I struggled with the kind of guilt only a mother can induce, I often pretended not to care. I pretended to agree with my mother's assessment of other women being too "into themselves" when a family friend would leave her son with a babysitter and go to a movie with her girlfriends. (Kids should always come first, was her thinking. Going to a movie, spending money on the ticket, the popcorn, maybe getting appetizers someplace after - and dear God, not to mention the effort put into doing their hair and choosing lipstick - yeah. I actually thought that all sounded like super fun stuff I wanted to do - but just nodded when my mom talked about how very selfish and immature these women were.) 
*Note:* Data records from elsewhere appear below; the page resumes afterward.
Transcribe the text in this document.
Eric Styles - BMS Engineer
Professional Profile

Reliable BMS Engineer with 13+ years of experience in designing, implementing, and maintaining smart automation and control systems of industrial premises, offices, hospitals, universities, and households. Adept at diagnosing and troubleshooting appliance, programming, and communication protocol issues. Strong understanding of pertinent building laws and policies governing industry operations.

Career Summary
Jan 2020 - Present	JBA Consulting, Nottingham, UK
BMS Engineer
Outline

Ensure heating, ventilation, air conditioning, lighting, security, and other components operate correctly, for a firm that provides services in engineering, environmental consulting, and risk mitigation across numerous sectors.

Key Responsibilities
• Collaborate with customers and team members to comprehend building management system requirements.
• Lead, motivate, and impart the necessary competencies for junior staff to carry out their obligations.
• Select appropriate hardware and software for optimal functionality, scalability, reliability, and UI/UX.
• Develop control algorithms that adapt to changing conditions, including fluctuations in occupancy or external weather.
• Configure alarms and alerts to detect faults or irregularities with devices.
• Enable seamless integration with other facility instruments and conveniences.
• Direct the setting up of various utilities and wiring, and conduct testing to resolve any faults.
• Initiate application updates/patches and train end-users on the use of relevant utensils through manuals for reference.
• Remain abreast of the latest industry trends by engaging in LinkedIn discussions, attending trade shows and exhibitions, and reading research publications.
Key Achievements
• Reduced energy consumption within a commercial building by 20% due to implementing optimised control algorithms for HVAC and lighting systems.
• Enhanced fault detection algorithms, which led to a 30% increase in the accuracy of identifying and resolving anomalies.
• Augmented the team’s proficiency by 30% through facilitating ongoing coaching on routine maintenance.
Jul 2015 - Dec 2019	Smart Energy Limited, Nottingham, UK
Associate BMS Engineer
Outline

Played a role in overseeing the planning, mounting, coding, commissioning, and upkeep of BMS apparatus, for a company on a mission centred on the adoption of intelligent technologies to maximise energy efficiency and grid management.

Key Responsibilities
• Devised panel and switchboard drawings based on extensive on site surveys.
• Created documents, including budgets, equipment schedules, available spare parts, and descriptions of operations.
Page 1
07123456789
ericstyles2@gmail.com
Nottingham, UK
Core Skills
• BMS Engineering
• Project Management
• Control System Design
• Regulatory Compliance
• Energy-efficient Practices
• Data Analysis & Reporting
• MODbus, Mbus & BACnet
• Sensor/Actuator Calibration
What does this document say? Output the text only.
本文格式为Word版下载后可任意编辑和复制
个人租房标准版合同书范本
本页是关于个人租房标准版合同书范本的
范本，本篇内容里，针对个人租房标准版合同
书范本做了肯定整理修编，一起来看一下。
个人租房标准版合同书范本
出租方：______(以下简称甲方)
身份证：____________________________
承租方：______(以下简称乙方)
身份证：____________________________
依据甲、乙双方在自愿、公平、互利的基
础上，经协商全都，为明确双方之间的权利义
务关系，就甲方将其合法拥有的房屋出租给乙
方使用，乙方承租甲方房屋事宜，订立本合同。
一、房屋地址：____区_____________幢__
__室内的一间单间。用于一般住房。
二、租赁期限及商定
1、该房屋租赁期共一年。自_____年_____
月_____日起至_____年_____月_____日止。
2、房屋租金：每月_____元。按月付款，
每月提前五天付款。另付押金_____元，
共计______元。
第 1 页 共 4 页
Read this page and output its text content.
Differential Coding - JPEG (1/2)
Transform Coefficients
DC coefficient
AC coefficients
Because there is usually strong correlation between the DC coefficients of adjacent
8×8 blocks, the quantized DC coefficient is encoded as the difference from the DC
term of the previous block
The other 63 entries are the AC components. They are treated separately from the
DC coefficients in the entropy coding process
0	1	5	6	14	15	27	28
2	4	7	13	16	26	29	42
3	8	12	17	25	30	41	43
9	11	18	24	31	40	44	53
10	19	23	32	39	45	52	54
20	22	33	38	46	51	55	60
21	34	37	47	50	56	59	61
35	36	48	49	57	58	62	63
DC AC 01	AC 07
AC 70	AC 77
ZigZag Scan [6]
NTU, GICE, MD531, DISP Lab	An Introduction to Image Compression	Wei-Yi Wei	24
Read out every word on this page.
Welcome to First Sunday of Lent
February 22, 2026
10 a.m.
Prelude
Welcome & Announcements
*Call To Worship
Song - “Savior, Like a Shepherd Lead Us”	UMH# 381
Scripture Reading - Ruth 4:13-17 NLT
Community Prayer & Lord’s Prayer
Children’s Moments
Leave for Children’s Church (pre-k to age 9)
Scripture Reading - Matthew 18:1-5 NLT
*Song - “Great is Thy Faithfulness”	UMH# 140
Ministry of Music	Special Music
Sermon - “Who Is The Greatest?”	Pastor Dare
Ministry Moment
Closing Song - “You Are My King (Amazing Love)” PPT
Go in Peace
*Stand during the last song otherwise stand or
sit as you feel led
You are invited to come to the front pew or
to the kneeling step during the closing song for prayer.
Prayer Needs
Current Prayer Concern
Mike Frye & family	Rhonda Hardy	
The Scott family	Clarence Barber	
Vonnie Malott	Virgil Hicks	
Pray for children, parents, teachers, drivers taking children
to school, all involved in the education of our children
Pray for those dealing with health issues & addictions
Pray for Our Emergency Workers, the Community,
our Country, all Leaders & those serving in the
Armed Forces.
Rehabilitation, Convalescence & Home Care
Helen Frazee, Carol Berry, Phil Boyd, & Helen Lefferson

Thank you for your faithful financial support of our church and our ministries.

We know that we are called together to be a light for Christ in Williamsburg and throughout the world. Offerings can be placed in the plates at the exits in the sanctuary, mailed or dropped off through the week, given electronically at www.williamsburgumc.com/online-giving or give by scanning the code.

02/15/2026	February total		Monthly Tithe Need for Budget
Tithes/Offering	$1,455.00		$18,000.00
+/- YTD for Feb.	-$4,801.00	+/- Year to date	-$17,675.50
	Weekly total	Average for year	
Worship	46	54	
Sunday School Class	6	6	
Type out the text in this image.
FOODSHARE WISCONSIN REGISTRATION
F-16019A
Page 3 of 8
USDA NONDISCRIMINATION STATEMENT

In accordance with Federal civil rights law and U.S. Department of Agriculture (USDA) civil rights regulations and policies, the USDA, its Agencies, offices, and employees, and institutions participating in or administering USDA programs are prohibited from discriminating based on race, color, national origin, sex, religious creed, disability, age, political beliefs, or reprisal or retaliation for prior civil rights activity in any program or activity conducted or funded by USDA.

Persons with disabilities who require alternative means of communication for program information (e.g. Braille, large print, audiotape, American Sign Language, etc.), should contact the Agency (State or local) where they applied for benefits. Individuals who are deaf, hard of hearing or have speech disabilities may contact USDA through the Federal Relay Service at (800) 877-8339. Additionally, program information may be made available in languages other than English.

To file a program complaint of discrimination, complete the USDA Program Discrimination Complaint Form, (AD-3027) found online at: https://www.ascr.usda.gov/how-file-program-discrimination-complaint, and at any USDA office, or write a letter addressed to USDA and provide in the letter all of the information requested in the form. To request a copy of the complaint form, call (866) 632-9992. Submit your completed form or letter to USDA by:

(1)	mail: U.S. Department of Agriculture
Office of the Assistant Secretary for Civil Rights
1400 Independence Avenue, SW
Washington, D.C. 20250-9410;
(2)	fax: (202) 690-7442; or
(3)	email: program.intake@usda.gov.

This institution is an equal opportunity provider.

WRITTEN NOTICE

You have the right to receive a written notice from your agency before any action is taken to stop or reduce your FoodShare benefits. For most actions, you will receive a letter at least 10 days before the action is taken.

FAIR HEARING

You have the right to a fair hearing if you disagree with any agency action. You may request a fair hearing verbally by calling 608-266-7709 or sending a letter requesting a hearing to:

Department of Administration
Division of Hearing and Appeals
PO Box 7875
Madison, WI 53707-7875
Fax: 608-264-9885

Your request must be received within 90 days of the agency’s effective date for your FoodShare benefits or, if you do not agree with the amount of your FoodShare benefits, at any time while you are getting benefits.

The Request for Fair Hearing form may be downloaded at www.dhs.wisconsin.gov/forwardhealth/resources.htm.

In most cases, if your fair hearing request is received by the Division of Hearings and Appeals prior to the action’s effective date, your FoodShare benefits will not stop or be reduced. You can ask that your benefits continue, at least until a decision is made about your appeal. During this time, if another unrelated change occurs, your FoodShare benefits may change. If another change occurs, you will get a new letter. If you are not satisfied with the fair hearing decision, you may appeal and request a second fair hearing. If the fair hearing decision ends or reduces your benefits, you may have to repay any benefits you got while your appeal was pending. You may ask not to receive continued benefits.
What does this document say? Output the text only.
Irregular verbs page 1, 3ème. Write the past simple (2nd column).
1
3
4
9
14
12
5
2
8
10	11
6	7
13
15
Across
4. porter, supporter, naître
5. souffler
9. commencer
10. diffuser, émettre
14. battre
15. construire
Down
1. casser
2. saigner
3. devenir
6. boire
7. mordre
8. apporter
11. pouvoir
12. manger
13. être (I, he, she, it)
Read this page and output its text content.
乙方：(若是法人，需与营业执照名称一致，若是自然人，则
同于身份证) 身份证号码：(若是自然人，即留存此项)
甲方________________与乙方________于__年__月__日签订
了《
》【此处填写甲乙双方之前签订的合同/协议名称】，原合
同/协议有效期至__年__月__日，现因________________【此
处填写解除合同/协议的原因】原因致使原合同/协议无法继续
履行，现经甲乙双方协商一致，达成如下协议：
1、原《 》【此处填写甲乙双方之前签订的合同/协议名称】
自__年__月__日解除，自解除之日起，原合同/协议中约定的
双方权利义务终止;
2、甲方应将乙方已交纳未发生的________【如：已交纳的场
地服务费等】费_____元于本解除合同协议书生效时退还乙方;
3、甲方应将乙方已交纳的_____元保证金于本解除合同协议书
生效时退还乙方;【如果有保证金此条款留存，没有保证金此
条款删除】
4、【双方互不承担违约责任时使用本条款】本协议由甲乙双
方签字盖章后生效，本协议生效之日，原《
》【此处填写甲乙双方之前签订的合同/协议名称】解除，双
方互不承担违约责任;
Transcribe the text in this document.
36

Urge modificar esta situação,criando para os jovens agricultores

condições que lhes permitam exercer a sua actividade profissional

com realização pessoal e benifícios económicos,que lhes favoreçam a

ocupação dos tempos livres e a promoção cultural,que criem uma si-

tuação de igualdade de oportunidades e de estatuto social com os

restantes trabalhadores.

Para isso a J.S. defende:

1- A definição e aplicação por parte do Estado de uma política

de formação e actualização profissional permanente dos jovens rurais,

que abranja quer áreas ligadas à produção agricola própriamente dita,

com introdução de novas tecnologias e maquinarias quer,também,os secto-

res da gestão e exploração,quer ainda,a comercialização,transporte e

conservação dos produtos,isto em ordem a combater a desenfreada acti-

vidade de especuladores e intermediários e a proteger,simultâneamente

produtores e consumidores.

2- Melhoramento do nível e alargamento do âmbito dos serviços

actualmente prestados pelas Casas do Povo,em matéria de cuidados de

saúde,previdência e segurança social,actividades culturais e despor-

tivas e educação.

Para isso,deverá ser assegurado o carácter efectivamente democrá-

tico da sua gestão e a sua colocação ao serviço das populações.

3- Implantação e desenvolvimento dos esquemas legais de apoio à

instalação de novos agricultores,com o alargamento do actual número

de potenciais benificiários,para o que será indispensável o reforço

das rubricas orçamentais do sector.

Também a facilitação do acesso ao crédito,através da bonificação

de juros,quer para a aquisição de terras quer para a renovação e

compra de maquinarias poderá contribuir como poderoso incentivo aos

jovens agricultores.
I spent a great deal of my life struggling to DO self care, fighting against the guilt I felt about being a bad person for wanting it. When I was in my early twenties, I kind of came out of it as I realized serious issues but by then my need to NOT focus on taking care of myself was indoctrinated. It was a battle in my brain, to say the least, and doing something like calling in sick to work because I was overwhelmed emotionally and needed a day to just spend with the cat - wracked me with so much guilt and self loathing it almost wasn't worth it.

And finally, in my thirties, I started weekly therapy on a long term basis. I saw the cat meme above. I started to learn that it's actually ok - and even necessary - to take care of myself - both physically and emotionally. It literally was not until I started working where I'm at now that I was able to actually stand up for myself and say "I am not going to do X for these reasons." 

I now know, logically, that self care is not selfish. I know it is vital to maintaining health and sanity. I just have to remind myself to do it sometimes. I have to remind myself that I'm allowed to have a $6 bottle of conditioner that I love as opposed to the cheapest thing on the shelf because whatever - and using and loving the good conditioner doesn't make me a bad person. 

I have to remind myself of these things. 
I have to remind myself that some days, I am overwhelmed and need to let my brain check out of reality for a bit, and spend an entire day playing video games and not dealing with the news, the bills, the worries over everything - for a little while I can do that and it doesn't mean I'm weak or selfish or vain or narcissistic. 
Self care is not usually an automatic response for me. 
I'm getting better. Therapy has helped me learn to be more in tune with what I feel and what I need. But it is still not what my "natural" mode. My default is the deeply held belief that I am undeserving and selfish. But I fight it. 
I write. I read. I take deep breaths. I talk to friends, I talk to myself. I listen to myself.
I am getting better. 


(Sorry for such a long post - didn't intend for it to be so long, but kudos to you and thank you if you made it this far!)